The CS reached this conclusion on the basis of a consolidated line of case law of both the administrative courts and the Italian Constitutional Court, specifying that pharmaceutical regulation reserves the aforementioned assessments to the national authority (AIFA). The Italian regions are prevented from regulating the use and reimbursement of medicines in a manner that is incompatible with the one established on the basis of AIFA’s recommendations at the national level.
More specifically, medicinal products classified by AIFA as “for hospital use” (Class H), such as Avastin and Perjeta, are part of the offering by the Italian National Health Service, and of the so-called “essential levels of healthcare” (livelli essenziali di assistenza) that must be guaranteed uniformly to all patients throughout the country. The CS found that Italian regions may not set stricter criteria for the supply of such products than those set by AIFA at national level, as such limitations would harm the uniformity of the “essential levels of healthcare” in Italy.
The CS put forward the following main arguments in support of its determination, finding that the Recommendations:
- Interfered, by producing independent technical evaluations at the regional level, with the technical assessments performed by AIFA at the national level (or, to the applicable extent for centrally authorised products, the EMA);
- Established therapeutic equivalence between active substances without having consulted AIFA, despite the latter being an exclusive competence of the medicine regulatory authority;
- Influenced the prescription of medicinal products by doctors, thereby limiting their freedom to prescribe in accordance with their clinical evaluations;
- Influenced the decision-making of hospital managers, thereby indirectly restricting doctor’s freedom of prescription;
- Negatively affected the uniform supply of the products in the Italian territory.

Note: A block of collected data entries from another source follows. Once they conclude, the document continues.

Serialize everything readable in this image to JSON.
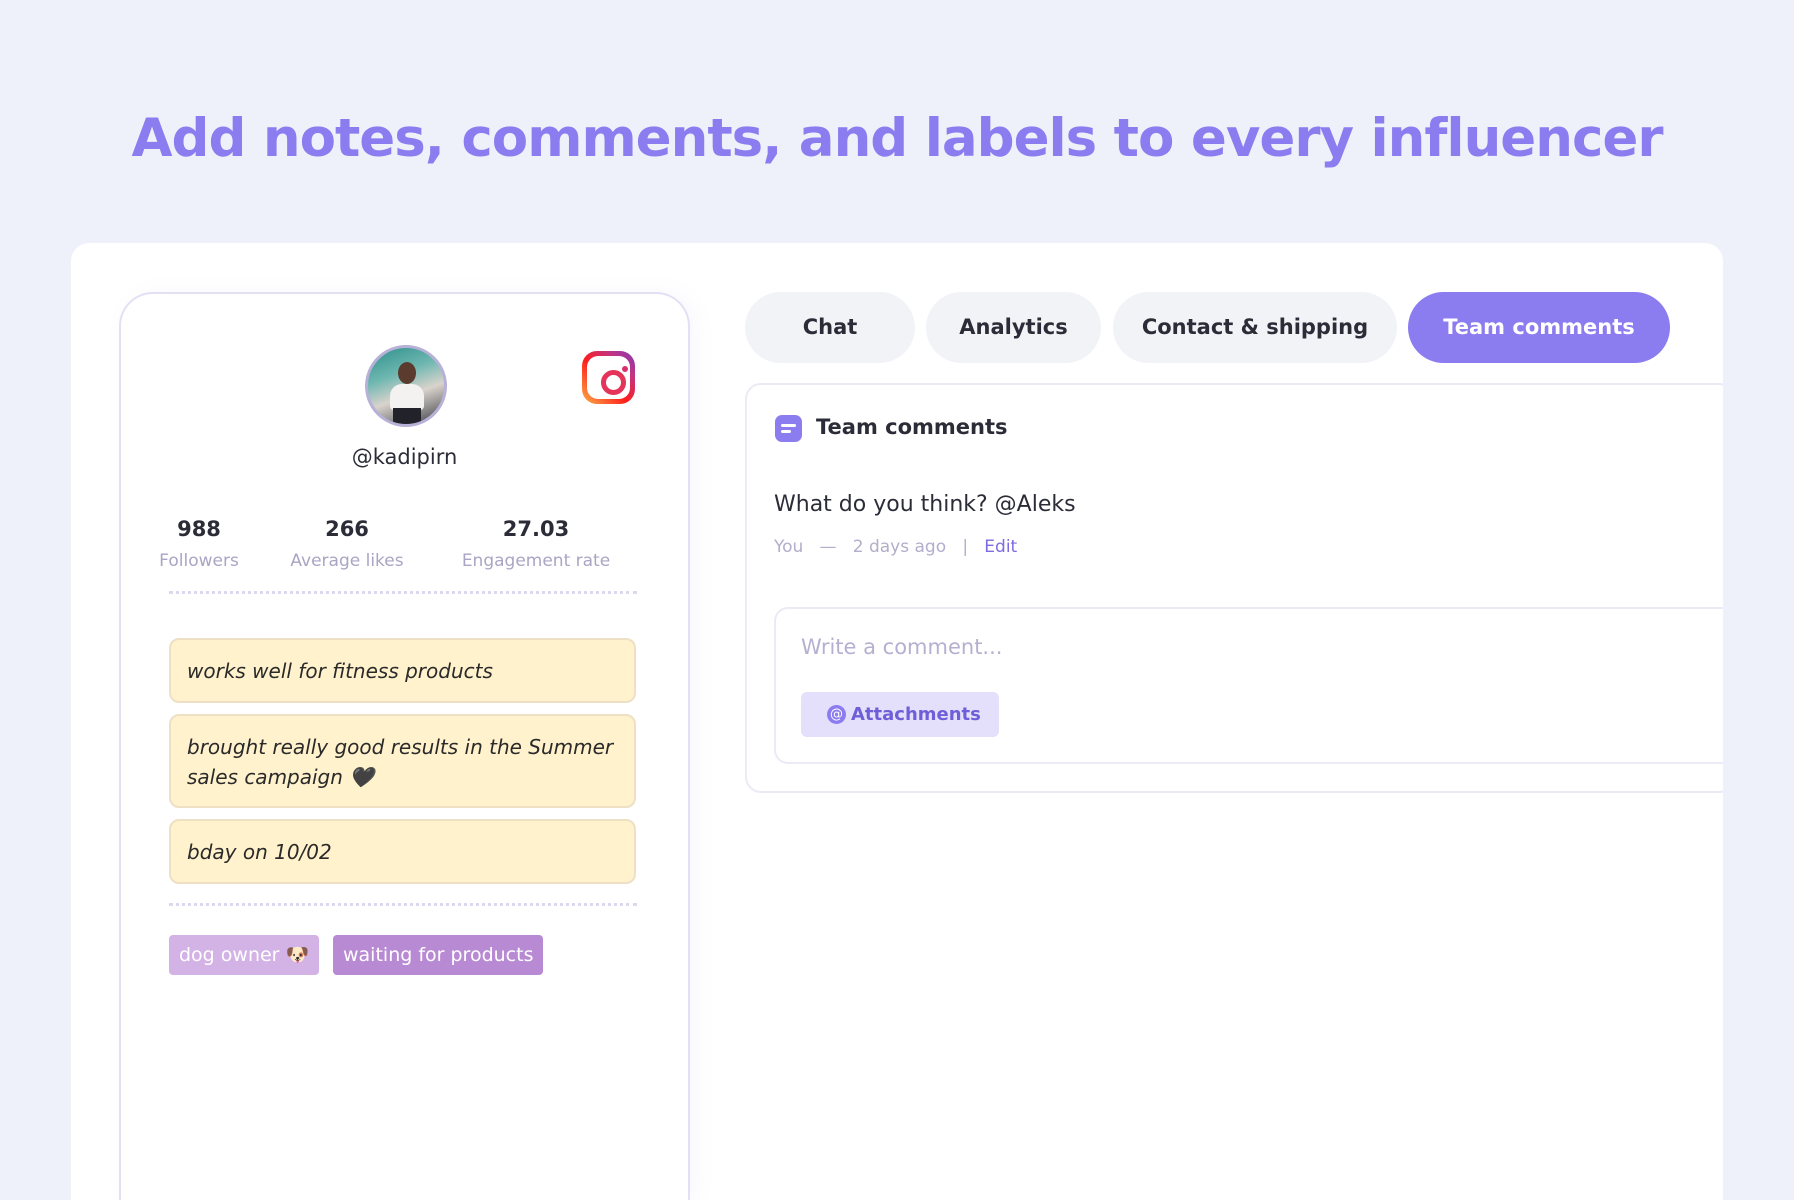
{
  "headline": "Add notes, comments, and labels to every influencer",
  "profile": {
    "handle": "@kadipirn",
    "platform_icon": "instagram-icon",
    "stats": [
      {
        "value": "988",
        "label": "Followers"
      },
      {
        "value": "266",
        "label": "Average likes"
      },
      {
        "value": "27.03",
        "label": "Engagement rate"
      }
    ],
    "notes": [
      "works well for fitness products",
      "brought really good results in the Summer sales campaign 🖤",
      "bday on 10/02"
    ],
    "labels": [
      {
        "text": "dog owner 🐶",
        "color": "#d3b3e6"
      },
      {
        "text": "waiting for products",
        "color": "#b98ad4"
      }
    ]
  },
  "tabs": [
    {
      "label": "Chat"
    },
    {
      "label": "Analytics"
    },
    {
      "label": "Contact & shipping"
    },
    {
      "label": "Team comments",
      "active": true
    }
  ],
  "comments": {
    "title": "Team comments",
    "items": [
      {
        "text": "What do you think? @Aleks",
        "author": "You",
        "separator": "—",
        "time": "2 days ago",
        "divider": "|",
        "action": "Edit"
      }
    ],
    "composer": {
      "placeholder": "Write a comment...",
      "attach_label": "Attachments"
    }
  },
  "colors": {
    "accent": "#8b7cf0",
    "background": "#eef1f9",
    "note_bg": "#fff2cc"
  }
}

The CS therefore found that the Recommendations were unlawful and ordered their annulment. Importantly, neither (i) the fact that the Recommendations were allegedly based on the scientific advice of reputable oncologists and experts following internationally recognised scientific standards, nor (ii) the CS’s acknowledgement that the Veneto Region may have been pursuing the “abstractly commendable aim” of limiting public pharmaceutical expenditure prevented the CS from reaching the aforementioned conclusions.
A welcome judgment
In a time of uncertainty around pharmaceutical reimbursement policy, where budget-constrained governments attempt to undermine the integrity of the medicines regulatory framework in multiple ways, this CS decision comes as a welcome reminder that the assessment of medicinal products is a matter of pharmaceutical law and the exclusive competence of medicine regulatory authorities – even in times of financial difficulties. No parallel system should be permitted that undermines the predictability and soundness of the pharmaceutical regulatory framework, in the primary interest of innovation and – most importantly – of patient safety and public health.